Since placing fourth in the FOX juggernaut last year, Chris Daughtry has strengthened into the fifth season's gold medalist. Make that platinum.

Daughtry, the fastest-selling rock debut since SoundScan began tabulating sales in 1991, has sold 1.9 million copies in 16 weeks, and first single It's Not Over is a top 10 smash on multiple formats with sales of 871,500 downloads to date. His ballad "Home" replaces Daniel Powter's "Bad Day" as this season's exit anthem, sure to goose sales through May.

This post-Idol course, less a career path than his fantasy stairway to heaven, "has far exceeded anything I ever expected," Daughtry, 27, says.

The same could be said for a music industry reeling from declining album sales.
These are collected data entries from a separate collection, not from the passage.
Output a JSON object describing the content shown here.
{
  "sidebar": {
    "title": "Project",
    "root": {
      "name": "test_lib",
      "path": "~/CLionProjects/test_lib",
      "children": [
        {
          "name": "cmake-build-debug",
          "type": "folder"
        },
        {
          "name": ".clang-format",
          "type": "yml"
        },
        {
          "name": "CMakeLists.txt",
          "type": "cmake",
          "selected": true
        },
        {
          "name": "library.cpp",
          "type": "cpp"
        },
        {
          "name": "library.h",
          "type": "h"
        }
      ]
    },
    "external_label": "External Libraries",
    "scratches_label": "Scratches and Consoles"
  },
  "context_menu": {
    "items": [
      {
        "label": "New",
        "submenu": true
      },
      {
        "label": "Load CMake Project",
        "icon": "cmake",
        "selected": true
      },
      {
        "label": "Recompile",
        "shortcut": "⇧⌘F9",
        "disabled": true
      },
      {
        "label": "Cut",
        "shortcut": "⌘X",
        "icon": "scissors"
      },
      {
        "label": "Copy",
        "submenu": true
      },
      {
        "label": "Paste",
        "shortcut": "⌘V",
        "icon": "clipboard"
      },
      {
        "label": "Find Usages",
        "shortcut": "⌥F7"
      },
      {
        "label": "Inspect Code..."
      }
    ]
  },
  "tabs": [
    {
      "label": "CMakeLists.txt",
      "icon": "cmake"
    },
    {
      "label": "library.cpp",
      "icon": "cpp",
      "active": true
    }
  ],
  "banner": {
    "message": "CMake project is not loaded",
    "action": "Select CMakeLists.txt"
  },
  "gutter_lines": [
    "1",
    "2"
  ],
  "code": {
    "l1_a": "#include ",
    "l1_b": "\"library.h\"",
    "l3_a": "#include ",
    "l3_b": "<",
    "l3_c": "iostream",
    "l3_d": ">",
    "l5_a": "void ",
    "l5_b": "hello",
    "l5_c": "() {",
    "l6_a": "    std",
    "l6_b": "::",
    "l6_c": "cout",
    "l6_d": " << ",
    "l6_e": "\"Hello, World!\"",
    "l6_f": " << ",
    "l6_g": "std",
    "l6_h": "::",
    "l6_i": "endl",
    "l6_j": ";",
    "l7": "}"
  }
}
It's now trailing 2006 by 16%.

Cynics may shrug that High School Musical kept registers ringing, too. In snooty rock circles, critical interest is of critical interest, and Daughtry's earnest Fuel-pumped arena anthems have generated mixed reviews. "Homeboy loves to rock," Rolling Stone sniffed. "Just because he can howl … doesn't mean he's not a cheese ball."

But online's All Music Guide praises songs that "not only follow the template of post-grunge well, they do it with better hooks and a commercial flair lacking from bands like Fuel and Shinedown."

And Entertainment Weekly, pronouncing It's Not Over "ridiculously catchy," describes his voice "a confident sultry growl that's not pitch-perfect, but pretty close."

Daughtry earned the ultimate badge of hipster cachet by drawing the ire of pseudo-conservative comedian Stephen Colbert, who denounced his rise as a sign of the coming "cultural Armageddon."

"It's bad enough this guy sounds like Creed without the Jesus, but Daughtry's success sets a dangerous precedent of rewarding losers," he griped on The Colbert Report. "America elected Taylor Hicks as its Idol, and we owe him our loyalty."

Daughtry is outselling Taylor 3-1, proof that winning isn't everything. Just witness Jennifer Hudson, who went from Idol reject to Oscar winner in one podium visit.

"I was cool with it," Daughtry says of getting the hook last May ahead of Hicks, runner-up Katharine McPhee and third-in-line Elliott Yamin.

As viewers clearly discerned, Daughtry was stunned. "Then I realized I was better off. It wouldn't have been good for me."

Losing "was the best thing that could have happened to him," says Mitch Allan, SR-71 singer/guitarist and co-writer of Daughtry's All These Lives. "Chris got booted off because America knew he was a rock guy on a pop show. It reaffirmed his rock status. He's not a pop tart. He's the new Bon Jovi without the hair. He would have been a rock star with or without American Idol."

Allan, who wrote Bo Bice's My World and co-wrote Bowling for Soup's hit 1985, also paired with Daughtry on the unreleased I Can't Save You, which is under consideration for a big summer soundtrack. Allan says Daughtry's authenticity wasn't damaged by his TV talent show blastoff.